One of the cheap meals my mother would make to stretch the family budget as far as it would go was hash: she’d get a cheap cut of meat from the butcher, a bag of potatoes from the store, and I think maybe some onions or celery were in there, too. She boiled and quartered the potatoes, sliced up the meat into chunks and fed every bit of it into one of those meat grinders you only see in antique stores these days, the kind you clamp to the edge of a kitchen counter and turn with a big crank. Potato, potato skins, meat, fat, gristle, whatever — it all went in. I used to help her turn the crank on the meat grinder and, if I whined a lot and promised not to stick my fingers down the chute, she would let me drop a potato or chunk of meat in the hopper.

In later years, we didn’t eat hash much. I don’t recall eating it at all after we made our final move as a family to Waupaca county, and it was more or less lost in my memory for many years until one day when I was talking to Mom as she was preparing dinner. Our dinners were almost always a meat-and-potatoes affair; I think Mom usually made an effort to include veggies of some kind, too, but I hated veggies with a passion stereotypical of adolescents, so that didn’t make any kind of impression on me. But the meat and potatoes definitely did, and what she was making that day must have triggered a memory. “Why don’t you ever make hash for dinner any more?” I asked her, seemingly out of the blue.

She stopped what she was doing and gave me a look that said, ‘You gotta be kiddin’ me.’ For just a moment, I thought she was going to be very angry with me about something.

Finally, she asked, “You … you want hash?” Now it was apparent that she wasn’t angry or hurt, she was just puzzled.

“Uh, yeah?” I answered.

“Really?”

I think I even laughed at this point. “Yeah. I thought it was good.”

She was still looking at me with genuine befuddlement, but I didn’t know what to say beyond that. Obviously, she did not like hash: not eating it, not making it. I don’t remember how that particular conversation ended, but we never spoke of hash again, and she never made it again that I know of.
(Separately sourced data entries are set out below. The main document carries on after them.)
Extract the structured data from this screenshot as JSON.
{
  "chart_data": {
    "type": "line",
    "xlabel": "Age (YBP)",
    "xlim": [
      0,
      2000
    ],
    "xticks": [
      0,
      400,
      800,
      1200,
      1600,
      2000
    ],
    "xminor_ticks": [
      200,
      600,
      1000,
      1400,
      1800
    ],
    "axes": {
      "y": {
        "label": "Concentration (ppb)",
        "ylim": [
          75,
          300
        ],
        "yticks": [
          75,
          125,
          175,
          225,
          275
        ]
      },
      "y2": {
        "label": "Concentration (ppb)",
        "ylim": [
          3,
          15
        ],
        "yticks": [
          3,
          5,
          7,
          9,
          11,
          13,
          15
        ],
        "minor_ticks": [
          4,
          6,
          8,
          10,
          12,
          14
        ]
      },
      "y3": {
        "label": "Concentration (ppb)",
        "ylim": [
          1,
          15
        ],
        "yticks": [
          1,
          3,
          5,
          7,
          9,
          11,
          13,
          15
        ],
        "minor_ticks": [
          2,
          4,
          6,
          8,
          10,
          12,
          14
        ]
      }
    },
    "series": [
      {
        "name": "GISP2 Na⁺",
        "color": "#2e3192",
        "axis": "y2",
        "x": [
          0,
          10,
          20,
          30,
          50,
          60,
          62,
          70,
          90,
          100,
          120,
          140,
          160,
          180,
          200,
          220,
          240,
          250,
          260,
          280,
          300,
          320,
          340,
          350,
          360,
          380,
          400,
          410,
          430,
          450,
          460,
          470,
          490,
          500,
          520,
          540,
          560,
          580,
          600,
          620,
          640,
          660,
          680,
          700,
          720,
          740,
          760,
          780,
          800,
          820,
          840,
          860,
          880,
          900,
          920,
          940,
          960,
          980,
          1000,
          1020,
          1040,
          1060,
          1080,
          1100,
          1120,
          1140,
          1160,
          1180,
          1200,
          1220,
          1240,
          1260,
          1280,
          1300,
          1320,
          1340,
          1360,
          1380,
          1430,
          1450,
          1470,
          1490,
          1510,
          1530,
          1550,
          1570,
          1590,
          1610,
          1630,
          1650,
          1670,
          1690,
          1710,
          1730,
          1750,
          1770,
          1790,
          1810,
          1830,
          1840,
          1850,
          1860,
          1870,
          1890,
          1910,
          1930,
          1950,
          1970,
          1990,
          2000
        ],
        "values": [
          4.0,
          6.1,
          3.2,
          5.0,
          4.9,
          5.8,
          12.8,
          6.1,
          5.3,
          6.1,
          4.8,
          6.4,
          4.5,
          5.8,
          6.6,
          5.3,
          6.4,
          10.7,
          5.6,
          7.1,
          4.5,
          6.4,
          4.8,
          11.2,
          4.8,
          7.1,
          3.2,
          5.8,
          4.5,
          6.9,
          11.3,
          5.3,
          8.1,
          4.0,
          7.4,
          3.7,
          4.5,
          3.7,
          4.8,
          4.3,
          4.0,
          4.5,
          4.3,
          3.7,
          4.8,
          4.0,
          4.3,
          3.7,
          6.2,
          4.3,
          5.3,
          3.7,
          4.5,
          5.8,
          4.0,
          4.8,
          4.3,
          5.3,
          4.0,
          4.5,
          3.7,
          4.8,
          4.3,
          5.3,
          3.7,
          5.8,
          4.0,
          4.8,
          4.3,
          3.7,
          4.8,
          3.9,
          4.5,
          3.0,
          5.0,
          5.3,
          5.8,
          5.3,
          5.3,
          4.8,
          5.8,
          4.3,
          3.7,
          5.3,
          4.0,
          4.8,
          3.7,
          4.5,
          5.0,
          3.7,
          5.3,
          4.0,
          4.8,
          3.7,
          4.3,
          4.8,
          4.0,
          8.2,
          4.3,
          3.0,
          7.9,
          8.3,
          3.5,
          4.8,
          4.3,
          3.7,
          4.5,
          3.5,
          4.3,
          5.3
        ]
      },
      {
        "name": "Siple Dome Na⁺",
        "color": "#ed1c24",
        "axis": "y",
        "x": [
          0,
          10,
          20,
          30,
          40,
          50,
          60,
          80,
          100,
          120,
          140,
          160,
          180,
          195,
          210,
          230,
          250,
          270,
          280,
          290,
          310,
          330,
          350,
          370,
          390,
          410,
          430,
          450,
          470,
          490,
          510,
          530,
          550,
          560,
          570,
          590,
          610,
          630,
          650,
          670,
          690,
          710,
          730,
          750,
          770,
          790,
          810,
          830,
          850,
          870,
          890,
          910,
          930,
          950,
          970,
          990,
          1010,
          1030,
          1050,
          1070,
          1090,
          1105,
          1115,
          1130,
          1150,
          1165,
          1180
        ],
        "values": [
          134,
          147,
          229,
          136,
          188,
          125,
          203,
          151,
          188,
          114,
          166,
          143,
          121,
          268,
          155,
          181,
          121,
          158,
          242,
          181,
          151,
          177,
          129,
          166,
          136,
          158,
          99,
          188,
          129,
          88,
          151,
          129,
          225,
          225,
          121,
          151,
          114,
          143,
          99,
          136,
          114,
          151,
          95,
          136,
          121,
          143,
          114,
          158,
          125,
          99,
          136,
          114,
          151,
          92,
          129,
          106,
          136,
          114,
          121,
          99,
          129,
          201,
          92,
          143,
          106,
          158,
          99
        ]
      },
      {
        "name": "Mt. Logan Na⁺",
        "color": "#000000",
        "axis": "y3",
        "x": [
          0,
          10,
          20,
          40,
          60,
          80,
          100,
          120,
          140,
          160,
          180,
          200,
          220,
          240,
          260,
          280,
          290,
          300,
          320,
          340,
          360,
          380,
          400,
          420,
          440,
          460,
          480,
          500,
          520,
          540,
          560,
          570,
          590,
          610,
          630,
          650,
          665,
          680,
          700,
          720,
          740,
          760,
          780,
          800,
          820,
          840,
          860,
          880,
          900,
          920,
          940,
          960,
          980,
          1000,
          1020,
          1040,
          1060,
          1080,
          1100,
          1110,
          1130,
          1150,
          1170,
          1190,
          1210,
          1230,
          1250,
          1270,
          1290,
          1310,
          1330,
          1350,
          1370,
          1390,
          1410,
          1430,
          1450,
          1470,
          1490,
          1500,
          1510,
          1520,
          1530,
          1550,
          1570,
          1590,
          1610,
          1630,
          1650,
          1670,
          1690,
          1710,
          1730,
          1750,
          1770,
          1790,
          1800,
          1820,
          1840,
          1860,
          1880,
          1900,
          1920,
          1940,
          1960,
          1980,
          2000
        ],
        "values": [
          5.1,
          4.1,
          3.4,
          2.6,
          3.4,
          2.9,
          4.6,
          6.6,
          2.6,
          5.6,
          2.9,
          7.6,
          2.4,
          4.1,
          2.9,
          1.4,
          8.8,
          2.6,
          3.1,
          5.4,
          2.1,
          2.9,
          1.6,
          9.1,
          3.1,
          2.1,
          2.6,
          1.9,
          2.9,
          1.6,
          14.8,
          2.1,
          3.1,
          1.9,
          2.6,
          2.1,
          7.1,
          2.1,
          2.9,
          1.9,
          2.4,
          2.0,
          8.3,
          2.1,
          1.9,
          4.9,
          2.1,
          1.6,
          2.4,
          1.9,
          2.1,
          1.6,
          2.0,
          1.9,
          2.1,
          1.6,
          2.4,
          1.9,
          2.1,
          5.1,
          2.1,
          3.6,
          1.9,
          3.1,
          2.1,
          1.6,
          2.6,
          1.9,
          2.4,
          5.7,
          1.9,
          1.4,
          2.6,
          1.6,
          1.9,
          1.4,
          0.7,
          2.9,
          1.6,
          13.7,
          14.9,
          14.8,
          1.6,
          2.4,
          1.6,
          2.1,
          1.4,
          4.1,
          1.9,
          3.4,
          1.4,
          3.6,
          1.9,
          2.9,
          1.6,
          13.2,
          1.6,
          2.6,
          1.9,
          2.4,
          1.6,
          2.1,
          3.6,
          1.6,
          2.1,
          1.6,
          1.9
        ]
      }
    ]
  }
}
Weirdly, I saw this very scene played out in a Gregory Peck movie many years later. It was “The Man In The Grey Flannel Suit,” and the scene was between Peck, playing a GI in Europe, and Marisa Pavan, playing an Italian woman Peck’s GI met during the war. Peck’s GI goes back to the Italian woman’s apartment for some *ahem* companionship, and later the woman asks Peck if he could get her some Spam. Peck looks at Pavan with the same bewilderment I saw in my mother’s face that day. “You want Spam?” he asks, after a pause, and she cheerily answers Yes, Spam or C-rations, whatever. I almost fell out of my seat when I saw that.